Der Falke

Mal eben einen Vogel im Flug fotografieren

Eine Hommage an Tierfilmer

Es hört sich ganz einfach an. Man setzt sich hin, wartet auf den Vogel, hebt die Kamera und macht Fotos in Serie, bis der Vogel verschwunden ist und schon hat man einen Vogel im Flug fotografiert.

 

Ziemlich schnell kam ich darauf, dass die Vögel schneller flogen als ich reagieren konnte und dass dann, wenn ich endlich soweit war, die Kamera auch noch mit erheblicher Zeitverzögerung auslöste. So kam ich zu vielen, vielen Fotos mit unscharfem Himmel.

 

Selbstverständlich schob ich die unmöglichen Ergebnisse auf das Equipment. Meine Kamera war schon alt, das große Teleobjektiv hatte keinen Stabilisator und ich kein Geld für neue Sachen.

 

Somit hatte ich es aufgeben, den Vogelflug zu fotografieren, und wählte Blumen als Motiv. Die konnten wenigstens nicht weglaufen, selbst wenn sie im Wind hin und her schwankten.
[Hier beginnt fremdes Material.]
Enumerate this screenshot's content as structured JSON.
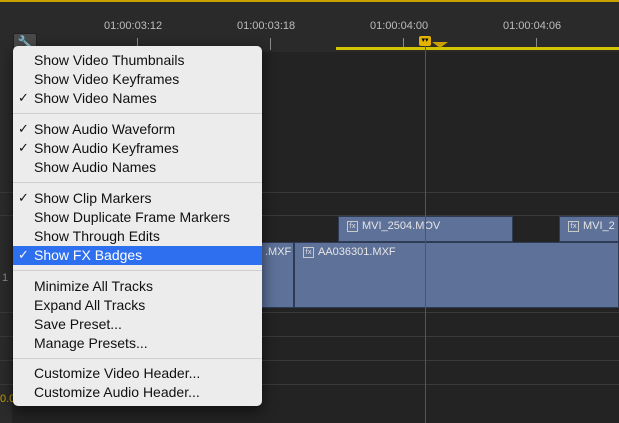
{
  "timeline": {
    "timecodes": [
      "01:00:03:12",
      "01:00:03:18",
      "01:00:04:00",
      "01:00:04:06"
    ],
    "clips": {
      "v_clip_1": "MVI_2504.MOV",
      "v_clip_2": "MVI_2",
      "a_clip_left": ".MXF",
      "a_clip_main": "AA036301.MXF"
    },
    "fx_badge": "fx",
    "left_fragments": [
      "1",
      "0.0"
    ],
    "accent": "#c8a000",
    "clip_color": "#5d7199",
    "playhead_color": "#d02020"
  },
  "menu": {
    "items": [
      {
        "label": "Show Video Thumbnails",
        "checked": false
      },
      {
        "label": "Show Video Keyframes",
        "checked": false
      },
      {
        "label": "Show Video Names",
        "checked": true
      },
      {
        "label": "Show Audio Waveform",
        "checked": true
      },
      {
        "label": "Show Audio Keyframes",
        "checked": true
      },
      {
        "label": "Show Audio Names",
        "checked": false
      },
      {
        "label": "Show Clip Markers",
        "checked": true
      },
      {
        "label": "Show Duplicate Frame Markers",
        "checked": false
      },
      {
        "label": "Show Through Edits",
        "checked": false
      },
      {
        "label": "Show FX Badges",
        "checked": true,
        "highlighted": true
      },
      {
        "label": "Minimize All Tracks",
        "checked": false
      },
      {
        "label": "Expand All Tracks",
        "checked": false
      },
      {
        "label": "Save Preset...",
        "checked": false
      },
      {
        "label": "Manage Presets...",
        "checked": false
      },
      {
        "label": "Customize Video Header...",
        "checked": false
      },
      {
        "label": "Customize Audio Header...",
        "checked": false
      }
    ],
    "check_glyph": "✓",
    "highlight_color": "#2e6ff0"
  }
}
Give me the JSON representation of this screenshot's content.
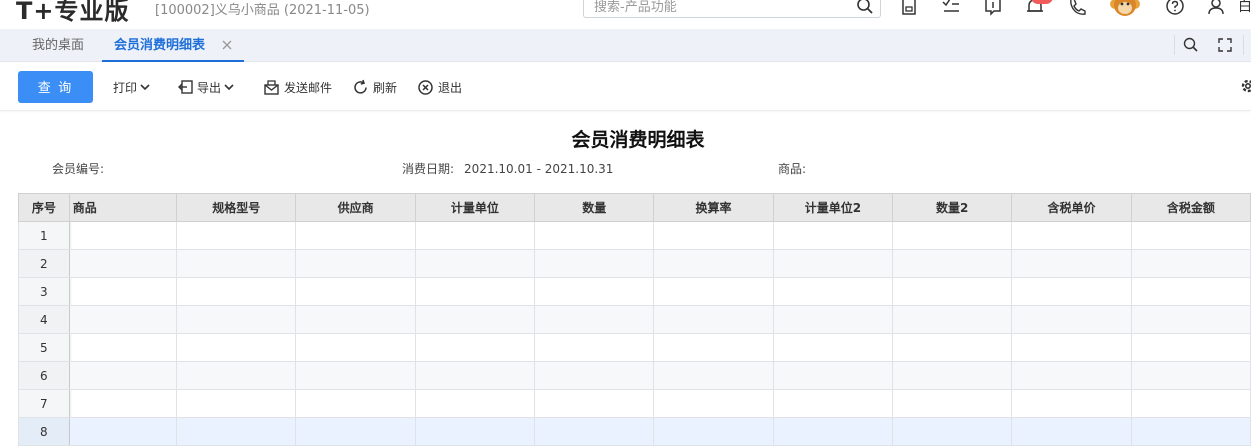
{
  "header": {
    "logo_text": "T+专业版",
    "account_info": "[100002]义乌小商品   (2021-11-05)",
    "search_placeholder": "搜索-产品功能",
    "edge_text": "白",
    "notification_badge_color": "#f25b5b"
  },
  "tabs": {
    "home_label": "我的桌面",
    "active_label": "会员消费明细表",
    "accent_color": "#1e6fd9"
  },
  "toolbar": {
    "query_label": "查 询",
    "print_label": "打印",
    "export_label": "导出",
    "email_label": "发送邮件",
    "refresh_label": "刷新",
    "exit_label": "退出",
    "primary_color": "#3a8ef6"
  },
  "report": {
    "title": "会员消费明细表",
    "filters": {
      "member_label": "会员编号:",
      "member_value": "",
      "date_label": "消费日期:",
      "date_value": "2021.10.01 - 2021.10.31",
      "goods_label": "商品:",
      "goods_value": ""
    }
  },
  "grid": {
    "columns": [
      "序号",
      "商品",
      "规格型号",
      "供应商",
      "计量单位",
      "数量",
      "换算率",
      "计量单位2",
      "数量2",
      "含税单价",
      "含税金额"
    ],
    "rows": [
      "1",
      "2",
      "3",
      "4",
      "5",
      "6",
      "7",
      "8"
    ]
  }
}
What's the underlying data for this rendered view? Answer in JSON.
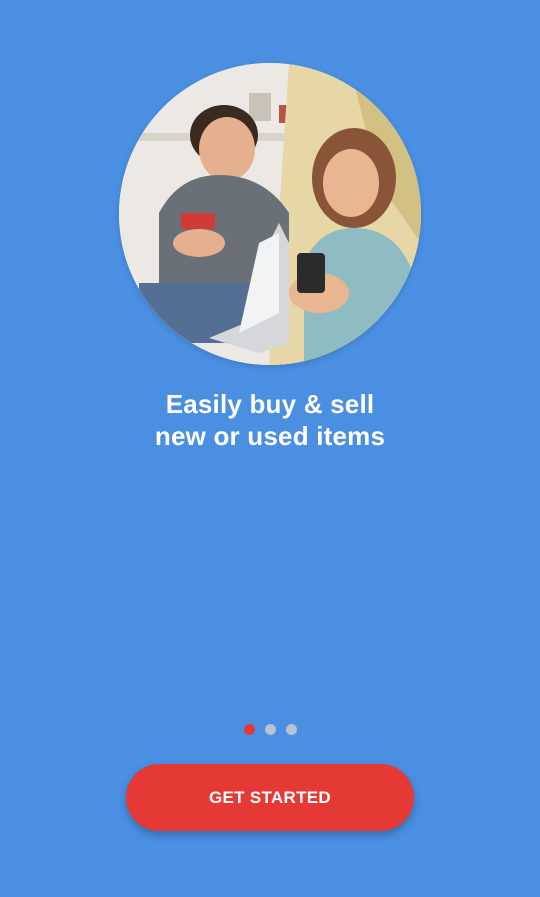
{
  "onboarding": {
    "headline_line1": "Easily buy & sell",
    "headline_line2": "new or used items",
    "cta_label": "GET STARTED",
    "pager": {
      "total": 3,
      "active_index": 0
    },
    "hero_image": "people-shopping-illustration"
  },
  "colors": {
    "background": "#4a8fe2",
    "accent": "#e53935",
    "dot_inactive": "#b8c3d2"
  }
}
Tiere fotografierte ich dennoch, denn Hummeln, Bienen und anderes Getier taten mir den Gefallen, so lange den Nektar zu schlürfen, bis ich meine Kamera schussbereit hatte.

 

Doch dann klopfte die Herausforderung in Form eines Falken an die Tür. Der nistete im Giebel einer ehemaligen Schule. Ich sah ihn in seinem Nesteingang hocken und das Kommen und Gehen der Sportler und Besucher der Geschäftsbüros beobachten. Es saß ganz ruhig da, fast als ob er sich einen Fernsehfilm anschaute.

 

Ich hatte an dem Tag nur mein Handy dabei, das zwar recht gute Fotos machte, jedoch auf die Entfernung und Höhe den armen Falken arg verpixelte und er auf dem Foto völlig unscharf war.

 

Doch mein Feuereifer war geweckt: den wollte ich fotografieren, genauso wie er dort saß und die Menschen beobachtete. Mit etwas Glück erwischte ich ihn sogar im Anflug oder gar im Flug. Mein Herz hüpfte vor Vorfreude.

 

Ich fragte um Genehmigung, auf dem Privatgelände fotografieren zu dürfen, reinigte die Kamera, und die Objektive, lud die Akkus auf und las viel über Fotografie. Ich fand mich gut vorbereitet und legte Anfang Juni los.

 

Auf dem Parkplatz der Schule fand ich den optimalsten Platz. Ich konnte im Auto sitzen bleiben und das schwere Teleobjektiv auf der Fensterscheibe auflegen. Somit war das „Falkenloch“ hoch oben im Giebel kameramäßig perfekt eingerichtet.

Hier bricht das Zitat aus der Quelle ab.